"They were born here and died here."
Do the Roma have a right to live where they've always lived?
“We were on our way out of the mahala, and I realized this might be the last time I’m seeing it. So I took a picture of the house in front of me, where it just so happened that a child’s birthday was being celebrated. I wanted to capture this moment, probably the last moment, before the house is destroyed forever.”
Maria Dacheva
activist, filmmaker, photographer, and our very dear friend
We don’t know when our Romani quarter was born. There’s no paperwork for it - which is part of the reason why everyone around feels it has no right to exist.
But if you ask the Roma, they’ll say the quarter - also called mahala - has existed for “90 years” or “a century.”
And they’ll add, “My mother was born here and died here. My grandmother and grandfather - they were born here. And died here.”
They don’t mean this symbolically. Up until very recently, women in the mahala gave birth there, in the barracks, or under the open sky, with fellow women acting as midwives. Pepi, co-author of this publication, was born under the open sky almost 46 years ago - back when the mahala was much larger. Today, there’s a McDonald’s at this exact spot. “I was born at the McDonald’s” is how Pepi jokingly talks about his birth.
“I was born under that tree,” is how his sister Nana relays her own birth. The tree is still there, even if the tiny houses that used to house Romani families around it were razed years ago.
Just as much as being born there makes the mahala their home, dying there makes it the Roma’s home too.
Even when someone dies outside of the quarter, like at a hospital for example, the body is always brought back to the mahala for the final farewell from the community.
When someone from a Romani tribe passes away at a hospital or some other ‘foreign’ place, the first thing the tribe does is to bring them back home. This ‘handover’ is the last time outsiders have any involvement in the funeral of a Roma person.
from “With our own hands:” Romani funerals are a profound act of love
The Roma from our community would tell you “We know we are illegal.” This means that their houses were built illegally, without the proper paperwork and permissions from institutions. And when we say houses, we don’t mean mansions. We mean barracks, very small but cosy, which people in the tribe have built with their own hands.

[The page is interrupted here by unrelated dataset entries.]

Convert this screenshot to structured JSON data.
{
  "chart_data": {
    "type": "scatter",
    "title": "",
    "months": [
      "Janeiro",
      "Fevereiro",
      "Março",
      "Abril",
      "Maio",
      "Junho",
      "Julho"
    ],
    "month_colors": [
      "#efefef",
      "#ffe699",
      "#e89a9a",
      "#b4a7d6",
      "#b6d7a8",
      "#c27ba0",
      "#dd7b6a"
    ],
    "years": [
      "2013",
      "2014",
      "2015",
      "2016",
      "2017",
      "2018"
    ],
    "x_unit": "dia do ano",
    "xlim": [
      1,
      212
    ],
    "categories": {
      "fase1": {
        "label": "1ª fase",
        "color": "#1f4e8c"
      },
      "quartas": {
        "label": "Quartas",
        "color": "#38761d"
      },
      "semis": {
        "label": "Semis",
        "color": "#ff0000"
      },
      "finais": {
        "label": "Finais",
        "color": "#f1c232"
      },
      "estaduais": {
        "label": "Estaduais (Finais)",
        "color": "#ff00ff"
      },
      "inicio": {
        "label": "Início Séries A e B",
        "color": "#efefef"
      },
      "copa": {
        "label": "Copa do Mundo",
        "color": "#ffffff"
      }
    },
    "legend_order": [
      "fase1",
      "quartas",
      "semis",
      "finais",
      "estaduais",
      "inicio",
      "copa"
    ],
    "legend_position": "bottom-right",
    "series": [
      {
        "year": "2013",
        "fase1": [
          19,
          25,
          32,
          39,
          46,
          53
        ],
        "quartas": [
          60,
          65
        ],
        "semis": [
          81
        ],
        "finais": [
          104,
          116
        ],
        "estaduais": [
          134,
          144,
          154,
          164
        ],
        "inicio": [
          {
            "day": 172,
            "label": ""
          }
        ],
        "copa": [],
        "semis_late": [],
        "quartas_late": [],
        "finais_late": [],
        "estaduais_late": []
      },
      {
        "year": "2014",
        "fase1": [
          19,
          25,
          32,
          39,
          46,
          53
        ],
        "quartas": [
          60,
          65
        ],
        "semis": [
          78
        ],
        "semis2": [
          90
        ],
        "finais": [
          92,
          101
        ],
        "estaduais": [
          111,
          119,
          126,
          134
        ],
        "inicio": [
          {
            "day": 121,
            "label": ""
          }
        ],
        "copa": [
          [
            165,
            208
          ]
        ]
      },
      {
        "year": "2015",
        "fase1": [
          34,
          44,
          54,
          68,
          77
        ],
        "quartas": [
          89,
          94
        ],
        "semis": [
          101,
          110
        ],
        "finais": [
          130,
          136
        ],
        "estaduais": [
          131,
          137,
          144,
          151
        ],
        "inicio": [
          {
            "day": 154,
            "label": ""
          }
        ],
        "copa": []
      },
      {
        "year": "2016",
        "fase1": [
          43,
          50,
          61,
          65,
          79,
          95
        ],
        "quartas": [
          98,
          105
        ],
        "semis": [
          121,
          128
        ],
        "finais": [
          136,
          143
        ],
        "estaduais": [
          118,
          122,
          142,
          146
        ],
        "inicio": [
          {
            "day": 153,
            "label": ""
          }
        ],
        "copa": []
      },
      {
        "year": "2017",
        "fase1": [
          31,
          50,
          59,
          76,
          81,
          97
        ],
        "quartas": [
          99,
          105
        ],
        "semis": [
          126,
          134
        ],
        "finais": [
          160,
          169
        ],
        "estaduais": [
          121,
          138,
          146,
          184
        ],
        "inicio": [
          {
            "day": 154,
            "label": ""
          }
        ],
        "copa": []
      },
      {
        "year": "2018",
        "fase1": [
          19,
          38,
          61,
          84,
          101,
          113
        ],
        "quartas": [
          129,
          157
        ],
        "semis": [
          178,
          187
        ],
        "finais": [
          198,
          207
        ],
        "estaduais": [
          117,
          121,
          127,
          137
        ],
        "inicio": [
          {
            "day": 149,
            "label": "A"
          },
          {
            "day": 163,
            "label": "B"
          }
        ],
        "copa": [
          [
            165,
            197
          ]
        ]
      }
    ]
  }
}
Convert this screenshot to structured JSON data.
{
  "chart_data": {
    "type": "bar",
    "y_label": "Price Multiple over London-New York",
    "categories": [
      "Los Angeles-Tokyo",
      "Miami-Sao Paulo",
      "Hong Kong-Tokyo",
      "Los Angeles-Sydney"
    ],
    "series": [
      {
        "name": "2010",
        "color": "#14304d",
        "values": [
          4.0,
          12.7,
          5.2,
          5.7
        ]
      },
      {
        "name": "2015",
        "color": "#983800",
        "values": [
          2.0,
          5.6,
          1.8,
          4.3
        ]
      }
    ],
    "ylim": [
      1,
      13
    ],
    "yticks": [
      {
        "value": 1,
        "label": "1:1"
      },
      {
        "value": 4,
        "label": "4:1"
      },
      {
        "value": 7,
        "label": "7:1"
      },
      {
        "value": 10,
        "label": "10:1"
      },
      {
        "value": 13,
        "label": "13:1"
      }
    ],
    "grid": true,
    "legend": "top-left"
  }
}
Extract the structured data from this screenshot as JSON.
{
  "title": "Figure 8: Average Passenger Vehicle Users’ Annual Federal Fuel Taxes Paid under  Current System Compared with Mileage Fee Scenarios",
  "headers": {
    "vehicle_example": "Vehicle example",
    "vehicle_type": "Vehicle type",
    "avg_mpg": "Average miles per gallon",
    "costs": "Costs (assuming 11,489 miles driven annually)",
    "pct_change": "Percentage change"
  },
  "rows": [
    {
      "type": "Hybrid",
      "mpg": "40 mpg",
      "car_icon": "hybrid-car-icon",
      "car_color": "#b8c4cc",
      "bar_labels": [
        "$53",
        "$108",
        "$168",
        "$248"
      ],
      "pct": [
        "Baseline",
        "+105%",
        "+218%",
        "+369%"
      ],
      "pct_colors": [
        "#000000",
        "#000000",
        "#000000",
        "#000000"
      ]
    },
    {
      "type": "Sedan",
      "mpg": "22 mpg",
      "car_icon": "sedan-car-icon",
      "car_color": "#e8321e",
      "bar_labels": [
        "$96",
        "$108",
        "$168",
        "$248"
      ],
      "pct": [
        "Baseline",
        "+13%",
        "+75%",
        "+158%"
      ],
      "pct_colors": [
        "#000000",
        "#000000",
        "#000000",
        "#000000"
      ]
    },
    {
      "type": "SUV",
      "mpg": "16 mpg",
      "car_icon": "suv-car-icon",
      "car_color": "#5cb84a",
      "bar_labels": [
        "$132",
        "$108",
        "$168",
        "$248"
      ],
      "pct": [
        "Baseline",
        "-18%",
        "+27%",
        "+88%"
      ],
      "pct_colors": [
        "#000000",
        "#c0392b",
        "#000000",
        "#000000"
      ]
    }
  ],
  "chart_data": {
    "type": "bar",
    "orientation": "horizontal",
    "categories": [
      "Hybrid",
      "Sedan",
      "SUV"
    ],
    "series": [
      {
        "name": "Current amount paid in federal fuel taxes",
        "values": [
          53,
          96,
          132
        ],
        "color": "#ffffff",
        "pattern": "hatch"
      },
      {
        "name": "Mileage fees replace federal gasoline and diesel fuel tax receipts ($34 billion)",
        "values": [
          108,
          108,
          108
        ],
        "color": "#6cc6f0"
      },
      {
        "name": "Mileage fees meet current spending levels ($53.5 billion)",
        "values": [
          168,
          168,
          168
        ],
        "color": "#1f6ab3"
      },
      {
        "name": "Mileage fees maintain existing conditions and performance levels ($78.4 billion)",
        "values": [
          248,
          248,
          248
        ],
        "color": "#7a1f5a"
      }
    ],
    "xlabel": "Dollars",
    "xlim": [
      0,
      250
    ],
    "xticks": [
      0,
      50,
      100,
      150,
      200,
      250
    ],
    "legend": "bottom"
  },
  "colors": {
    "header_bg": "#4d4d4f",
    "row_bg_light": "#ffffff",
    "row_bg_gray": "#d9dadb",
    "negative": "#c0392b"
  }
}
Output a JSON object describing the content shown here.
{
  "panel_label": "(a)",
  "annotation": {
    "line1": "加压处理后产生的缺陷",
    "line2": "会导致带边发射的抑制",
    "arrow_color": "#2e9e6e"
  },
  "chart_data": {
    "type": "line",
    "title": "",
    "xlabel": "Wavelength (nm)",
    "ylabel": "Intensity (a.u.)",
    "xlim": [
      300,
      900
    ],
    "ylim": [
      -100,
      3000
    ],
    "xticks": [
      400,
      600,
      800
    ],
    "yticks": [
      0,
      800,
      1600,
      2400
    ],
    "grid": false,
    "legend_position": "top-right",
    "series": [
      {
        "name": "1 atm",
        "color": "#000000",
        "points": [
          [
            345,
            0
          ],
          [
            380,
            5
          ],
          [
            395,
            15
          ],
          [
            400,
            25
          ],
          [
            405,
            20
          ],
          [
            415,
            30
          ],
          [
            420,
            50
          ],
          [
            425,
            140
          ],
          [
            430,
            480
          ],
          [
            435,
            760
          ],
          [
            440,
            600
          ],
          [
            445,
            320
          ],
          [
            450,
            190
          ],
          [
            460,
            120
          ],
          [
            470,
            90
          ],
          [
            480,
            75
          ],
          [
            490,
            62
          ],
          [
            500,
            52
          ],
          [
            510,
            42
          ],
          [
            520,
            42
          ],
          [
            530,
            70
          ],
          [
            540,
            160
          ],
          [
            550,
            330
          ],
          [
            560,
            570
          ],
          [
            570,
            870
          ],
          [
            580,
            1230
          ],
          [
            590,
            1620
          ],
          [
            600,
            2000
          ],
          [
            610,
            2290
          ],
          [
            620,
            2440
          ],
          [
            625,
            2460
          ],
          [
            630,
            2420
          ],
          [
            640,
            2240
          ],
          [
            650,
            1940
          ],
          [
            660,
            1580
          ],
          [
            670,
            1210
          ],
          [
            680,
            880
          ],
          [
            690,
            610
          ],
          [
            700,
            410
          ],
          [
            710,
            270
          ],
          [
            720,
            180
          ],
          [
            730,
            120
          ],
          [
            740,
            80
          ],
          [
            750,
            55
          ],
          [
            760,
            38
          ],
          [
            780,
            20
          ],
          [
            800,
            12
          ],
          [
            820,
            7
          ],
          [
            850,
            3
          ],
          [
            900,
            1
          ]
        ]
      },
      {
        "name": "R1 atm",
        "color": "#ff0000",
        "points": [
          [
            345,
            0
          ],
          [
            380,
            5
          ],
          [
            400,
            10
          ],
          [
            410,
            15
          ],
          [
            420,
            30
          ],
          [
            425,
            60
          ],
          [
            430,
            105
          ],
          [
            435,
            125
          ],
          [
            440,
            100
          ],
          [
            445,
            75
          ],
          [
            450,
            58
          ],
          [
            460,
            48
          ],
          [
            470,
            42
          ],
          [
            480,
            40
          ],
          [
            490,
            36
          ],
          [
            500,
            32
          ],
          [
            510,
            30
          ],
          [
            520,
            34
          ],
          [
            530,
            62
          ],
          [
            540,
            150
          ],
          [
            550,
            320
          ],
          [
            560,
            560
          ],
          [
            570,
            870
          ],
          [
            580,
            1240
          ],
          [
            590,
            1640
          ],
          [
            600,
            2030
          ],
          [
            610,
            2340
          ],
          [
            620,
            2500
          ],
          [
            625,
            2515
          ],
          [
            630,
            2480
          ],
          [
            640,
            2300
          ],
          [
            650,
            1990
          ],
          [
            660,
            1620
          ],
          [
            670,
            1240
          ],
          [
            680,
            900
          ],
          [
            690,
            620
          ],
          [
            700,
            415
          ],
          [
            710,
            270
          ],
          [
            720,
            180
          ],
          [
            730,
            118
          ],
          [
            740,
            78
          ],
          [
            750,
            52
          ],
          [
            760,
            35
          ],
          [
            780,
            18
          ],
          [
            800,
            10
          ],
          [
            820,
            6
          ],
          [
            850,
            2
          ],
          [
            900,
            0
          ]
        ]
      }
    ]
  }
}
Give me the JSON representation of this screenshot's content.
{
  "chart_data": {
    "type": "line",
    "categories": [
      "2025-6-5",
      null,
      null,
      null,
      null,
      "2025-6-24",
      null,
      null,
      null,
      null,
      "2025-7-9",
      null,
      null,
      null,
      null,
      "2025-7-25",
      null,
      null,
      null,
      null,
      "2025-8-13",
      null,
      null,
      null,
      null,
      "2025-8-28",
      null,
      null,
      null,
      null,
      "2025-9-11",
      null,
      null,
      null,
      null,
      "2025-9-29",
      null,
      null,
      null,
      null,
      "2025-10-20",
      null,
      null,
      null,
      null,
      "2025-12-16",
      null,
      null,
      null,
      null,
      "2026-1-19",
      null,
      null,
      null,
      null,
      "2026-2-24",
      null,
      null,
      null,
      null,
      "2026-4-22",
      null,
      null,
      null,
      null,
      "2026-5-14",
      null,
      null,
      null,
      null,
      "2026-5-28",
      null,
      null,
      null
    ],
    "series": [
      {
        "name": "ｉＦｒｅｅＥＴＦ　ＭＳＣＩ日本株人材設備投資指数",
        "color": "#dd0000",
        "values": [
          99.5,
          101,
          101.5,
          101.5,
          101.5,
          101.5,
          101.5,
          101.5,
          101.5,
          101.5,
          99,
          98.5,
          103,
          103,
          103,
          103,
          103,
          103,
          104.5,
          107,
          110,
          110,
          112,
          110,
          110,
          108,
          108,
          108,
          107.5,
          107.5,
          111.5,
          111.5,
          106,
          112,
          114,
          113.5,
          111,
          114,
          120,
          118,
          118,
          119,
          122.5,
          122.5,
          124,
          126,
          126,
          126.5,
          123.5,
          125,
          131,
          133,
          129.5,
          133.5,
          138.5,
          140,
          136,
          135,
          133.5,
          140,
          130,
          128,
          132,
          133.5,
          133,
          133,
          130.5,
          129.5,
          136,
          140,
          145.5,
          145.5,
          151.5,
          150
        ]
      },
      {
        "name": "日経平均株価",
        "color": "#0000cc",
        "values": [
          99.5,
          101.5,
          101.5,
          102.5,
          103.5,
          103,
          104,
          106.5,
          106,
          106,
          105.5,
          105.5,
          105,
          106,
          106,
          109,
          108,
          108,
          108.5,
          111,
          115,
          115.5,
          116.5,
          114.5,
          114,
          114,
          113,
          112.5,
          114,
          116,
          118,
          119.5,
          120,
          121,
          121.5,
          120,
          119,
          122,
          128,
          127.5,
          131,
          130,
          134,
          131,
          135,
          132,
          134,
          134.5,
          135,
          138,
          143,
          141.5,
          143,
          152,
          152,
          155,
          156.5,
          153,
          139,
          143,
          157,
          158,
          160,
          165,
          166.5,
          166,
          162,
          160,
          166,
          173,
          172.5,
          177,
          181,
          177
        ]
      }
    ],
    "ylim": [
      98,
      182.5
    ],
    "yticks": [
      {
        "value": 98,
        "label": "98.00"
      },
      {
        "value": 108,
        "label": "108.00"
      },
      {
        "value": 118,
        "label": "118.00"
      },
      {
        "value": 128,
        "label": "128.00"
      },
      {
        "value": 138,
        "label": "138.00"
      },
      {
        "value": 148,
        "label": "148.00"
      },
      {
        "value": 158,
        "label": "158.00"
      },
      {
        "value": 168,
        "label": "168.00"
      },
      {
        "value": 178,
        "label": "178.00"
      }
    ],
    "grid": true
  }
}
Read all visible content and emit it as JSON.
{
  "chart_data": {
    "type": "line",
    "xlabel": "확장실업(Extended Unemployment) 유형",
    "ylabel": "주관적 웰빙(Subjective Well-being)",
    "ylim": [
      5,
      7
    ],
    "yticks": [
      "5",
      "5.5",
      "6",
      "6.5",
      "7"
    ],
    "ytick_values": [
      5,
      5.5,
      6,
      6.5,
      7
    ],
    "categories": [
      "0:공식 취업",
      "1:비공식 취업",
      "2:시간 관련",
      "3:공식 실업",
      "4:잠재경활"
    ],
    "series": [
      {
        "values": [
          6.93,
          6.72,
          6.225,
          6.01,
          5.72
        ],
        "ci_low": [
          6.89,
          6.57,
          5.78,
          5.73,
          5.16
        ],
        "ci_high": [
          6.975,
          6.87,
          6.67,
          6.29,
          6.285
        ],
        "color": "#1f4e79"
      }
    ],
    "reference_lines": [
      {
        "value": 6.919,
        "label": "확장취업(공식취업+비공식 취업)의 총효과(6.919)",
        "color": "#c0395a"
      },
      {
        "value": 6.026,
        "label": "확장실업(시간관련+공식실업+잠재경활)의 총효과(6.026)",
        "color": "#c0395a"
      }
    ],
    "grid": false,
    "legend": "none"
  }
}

The thing about these so called “urban Romani ghettos” is that they emerge on the outskirts of cities as a result of very intentional marginalization from mainstream society. The Romani way of life, ancestral crafts, and traditional ways of making a living, were all outlawed, punished, and - in one word - destroyed. And the people were pushed outside, out of sight, sinking into poverty.
Our Romani mahala is now part of a busy neighborhood that has ambitions to be “middle-class.” The Roma want to make things work. They even worked with the municipality to officially legalize the houses - and the municipality was in the process of making it happen when it abruptly stopped and sold the land underneath.
But a century ago, this was not a residential area. It was outside of the city, which is where the Roma, with their own hands, built small houses.
The white middle-class residents in the neighborhood today want the “ghetto” gone, and are tirelessly insisting from institutions to demolish it. Where would the Roma go? Out of sight, of course.
In 2017 and 2019, the municipality razed part of the mahala. Pepi’s house was one of those destroyed in 2019. Over 30 families have been living in dystopian conditions since then, in social housing and crisis centers. Their address registration was erased and they have been facing an unthinkable bureaucratic hell. They are under constant threat of being left on the street and child protection services taking their kids.
And now, the municipality is gearing up to raze the remaining houses.
Over 200 people, but this time, there’s nowhere to go. Not even a dystopian crisis center - because there’s no room. The Roma were told by an official to “figure it out.”
They were all born there. The remaining 200+ people and the hundred more who are now fighting for survival in government-owned buildings.
But they will no longer have the comfort of knowing that they will die there. Because this place will be gone forever. They will die in foreign places. Their loved ones will hold their final farewells in foreign places - just like they are now holding weddings. With municipality workers and policemen peaking over their shoulders.